Prof. Dr. Irfan Idris, MA, Direktur Deradikalisasi BNPT

Membendung Transformasi Radikalisme-Terorisme

Prof. Dr. Irfan Idris, MA, Direktur Deradikalisasi BNPTMeski upaya penindakan dan pencegahan aksi terorisme telah dilakukan dengan sangat serius oleh pemerintah dan masyarakat, namun terorisme seakan tak pernah pupus. Patah tumbuh hilang berganti. Tertangkapnya tujuh perampok toko emas yang terkait terorisme pada Jumat (15/3) lalu menunjukkan bahwa kelompok teroris masih eksis di tengah-tengah kita.

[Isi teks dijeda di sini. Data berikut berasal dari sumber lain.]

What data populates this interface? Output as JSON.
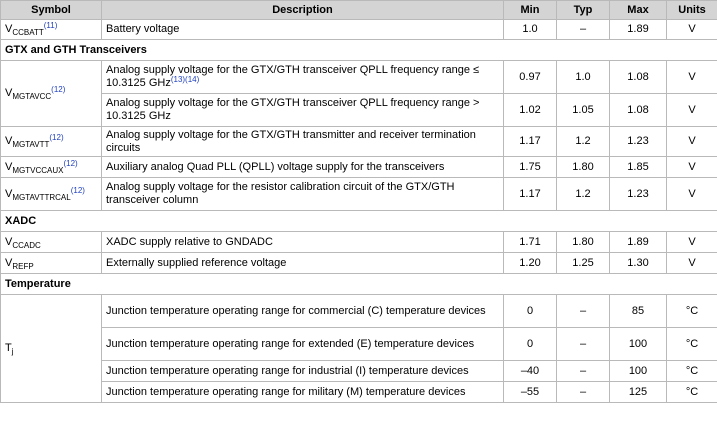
{
  "headers": {
    "symbol": "Symbol",
    "description": "Description",
    "min": "Min",
    "typ": "Typ",
    "max": "Max",
    "units": "Units"
  },
  "rows": {
    "vccbatt": {
      "sym": "V",
      "sub": "CCBATT",
      "note": "(11)",
      "desc": "Battery voltage",
      "min": "1.0",
      "typ": "–",
      "max": "1.89",
      "unit": "V"
    },
    "sec_gtx": "GTX and GTH Transceivers",
    "mgtavcc": {
      "sym": "V",
      "sub": "MGTAVCC",
      "note": "(12)",
      "a": {
        "desc": "Analog supply voltage for the GTX/GTH transceiver QPLL frequency range ≤ 10.3125 GHz",
        "note": "(13)(14)",
        "min": "0.97",
        "typ": "1.0",
        "max": "1.08",
        "unit": "V"
      },
      "b": {
        "desc": "Analog supply voltage for the GTX/GTH transceiver QPLL frequency range > 10.3125 GHz",
        "min": "1.02",
        "typ": "1.05",
        "max": "1.08",
        "unit": "V"
      }
    },
    "mgtavtt": {
      "sym": "V",
      "sub": "MGTAVTT",
      "note": "(12)",
      "desc": "Analog supply voltage for the GTX/GTH transmitter and receiver termination circuits",
      "min": "1.17",
      "typ": "1.2",
      "max": "1.23",
      "unit": "V"
    },
    "mgtvccaux": {
      "sym": "V",
      "sub": "MGTVCCAUX",
      "note": "(12)",
      "desc": "Auxiliary analog Quad PLL (QPLL) voltage supply for the transceivers",
      "min": "1.75",
      "typ": "1.80",
      "max": "1.85",
      "unit": "V"
    },
    "mgtavttrcal": {
      "sym": "V",
      "sub": "MGTAVTTRCAL",
      "note": "(12)",
      "desc": "Analog supply voltage for the resistor calibration circuit of the GTX/GTH transceiver column",
      "min": "1.17",
      "typ": "1.2",
      "max": "1.23",
      "unit": "V"
    },
    "sec_xadc": "XADC",
    "ccadc": {
      "sym": "V",
      "sub": "CCADC",
      "desc": "XADC supply relative to GNDADC",
      "min": "1.71",
      "typ": "1.80",
      "max": "1.89",
      "unit": "V"
    },
    "refp": {
      "sym": "V",
      "sub": "REFP",
      "desc": "Externally supplied reference voltage",
      "min": "1.20",
      "typ": "1.25",
      "max": "1.30",
      "unit": "V"
    },
    "sec_temp": "Temperature",
    "tj": {
      "sym": "T",
      "sub": "j",
      "c": {
        "desc": "Junction temperature operating range for commercial (C) temperature devices",
        "min": "0",
        "typ": "–",
        "max": "85",
        "unit": "°C"
      },
      "e": {
        "desc": "Junction temperature operating range for extended (E) temperature devices",
        "min": "0",
        "typ": "–",
        "max": "100",
        "unit": "°C"
      },
      "i": {
        "desc": "Junction temperature operating range for industrial (I) temperature devices",
        "min": "–40",
        "typ": "–",
        "max": "100",
        "unit": "°C"
      },
      "m": {
        "desc": "Junction temperature operating range for military (M) temperature devices",
        "min": "–55",
        "typ": "–",
        "max": "125",
        "unit": "°C"
      }
    }
  }
}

Eksistensi kelompok teroris sejatinya tidak lepas dari regenerasi yang terus dilakukan dengan merekrut anggota-anggota baru yang disiapkan menjadi martir. Mereka merekrut anggota dengan berbagai cara, mulai dari pertemuan-pertemuan tertutup hingga propaganda melalui dunia maya. Di sanalah proses transformasi mengubah individu dari radikal menjadi teroris berjalan.

Menurut Fathali Maghoddam (2005), sebagaimana dikutip Ismail Hasani dan Bonar Tigor Naipospos (2012), sedikitnya ada lima tangga kondisi yang mentransformasi individu menjadi teroris. Pertama,  individu mencari solusi tentang apa yang dirasakan sebagai perlakuan tidak adil. Kedua, individu membangun kesiapan fisik untuk memindahkan solusi atas persoalan tersebut dengan penyerangan. Ketiga, individu mengidentifikasi dengan mengadopsi nilai-nilai moral dari kelompoknya.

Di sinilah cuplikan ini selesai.